In this file photo, the US Ambassador to Turkey David M. Satterfield pays his respects as he attends a wreath-laying ceremony at the Mausoleum of the Turkish Republic's founder Mustafa Kemal Atatürk (Anıtkabir), in Ankara, on September 4, 2019. Adem ALTAN / AFP

The Turkish Foreign Ministry on Monday summoned US Ambassador David M. Satterfield to express Turkey’s reaction “in the strongest terms” to a US statement concerning the killing of 13 Turkish nationals in northern Iraq on Feb. 14.

Turkey on Sunday accused outlawed Kurdistan Workers’ Party (PKK) militants of executing 13 Turkish nationals, mainly members of the security forces, whom they had held captive in a cave in the Gara region of northern Iraq, where Ankara launched an operation against the PKK on Feb. 10.

The US State Department said on Sunday it “deplores the death of Turkish citizens” but was waiting for further confirmation that Ankara’s account of the 13 men’s death was true.

The PKK, listed as a terrorist organization by Turkey, the US and the EU, said the 13 died when Turkish forces bombed the cave where the men were being kept.

“If reports of the death of Turkish civilians at the hands of the PKK, a designated terrorist organization, are confirmed, we condemn this action in the strongest possible terms,” the US State Department said in a statement.

The Foreign Ministry’s move came shortly after President Recep Tayyip Erdoğan accused the United States of siding with “terrorists” in northern Iraq.

“The statement made by the United States is a farce,” Erdoğan said in his first public comments on the incident on Monday.

“You said you did not support terrorists, when in fact you are on their side and behind them,” Erdoğan said in televised remarks.

Erdoğan also said no country or organization from now on could question Turkey’s military operations in Syria against the PKK and PKK-linked groups.

In the meantime, the president denied claims by some opposition figures and journalists who said the government had not taken any action to rescue the hostages from the PKK although some had been held for five or six years.
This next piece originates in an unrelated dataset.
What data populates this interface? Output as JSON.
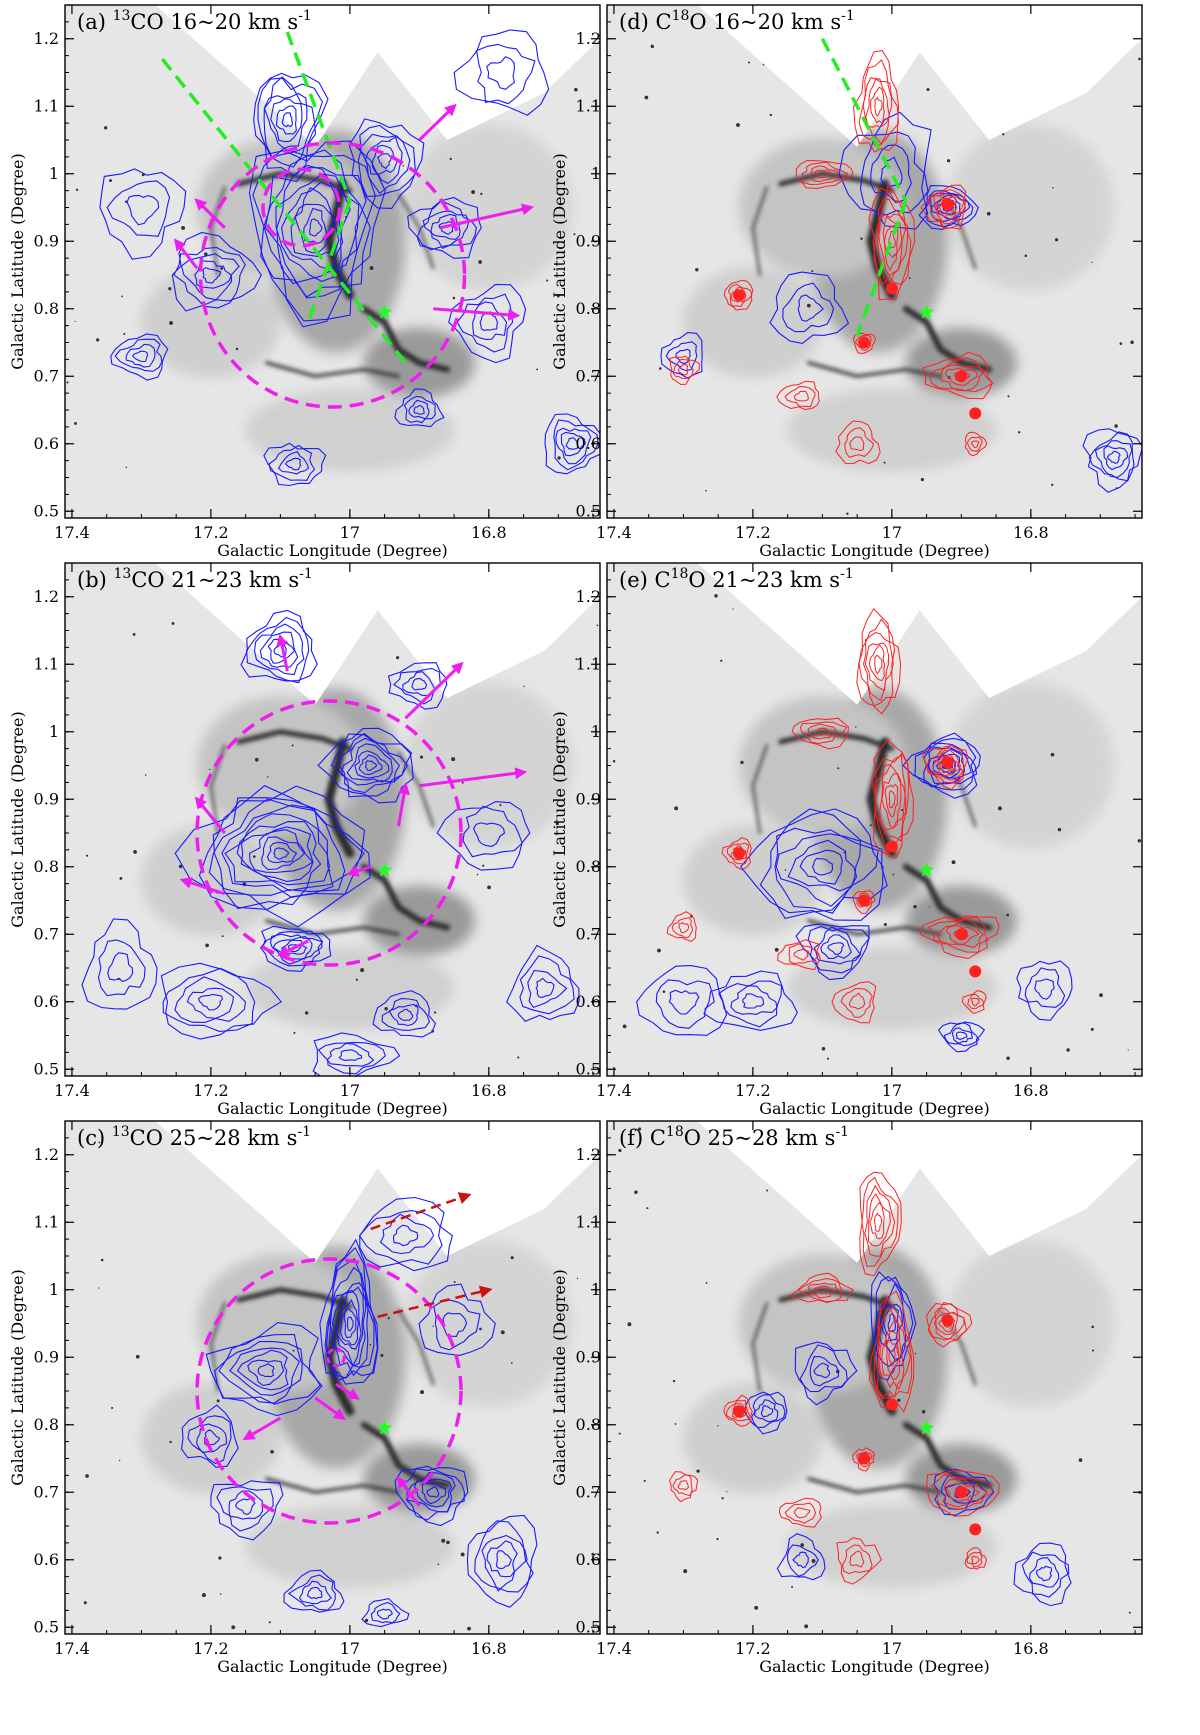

Erdoğan said his government had been considering ways to rescue the hostages and had made many efforts toward this end. He said the government decided to rescue them in a military operation that night, initially killing 42 PKK militants and that the PKK killed the hostages in retaliation.

Erdoğan said the details of the operation and how it unfolded would be explained in parliament by the defense and interior ministers as well as the chief of general staff.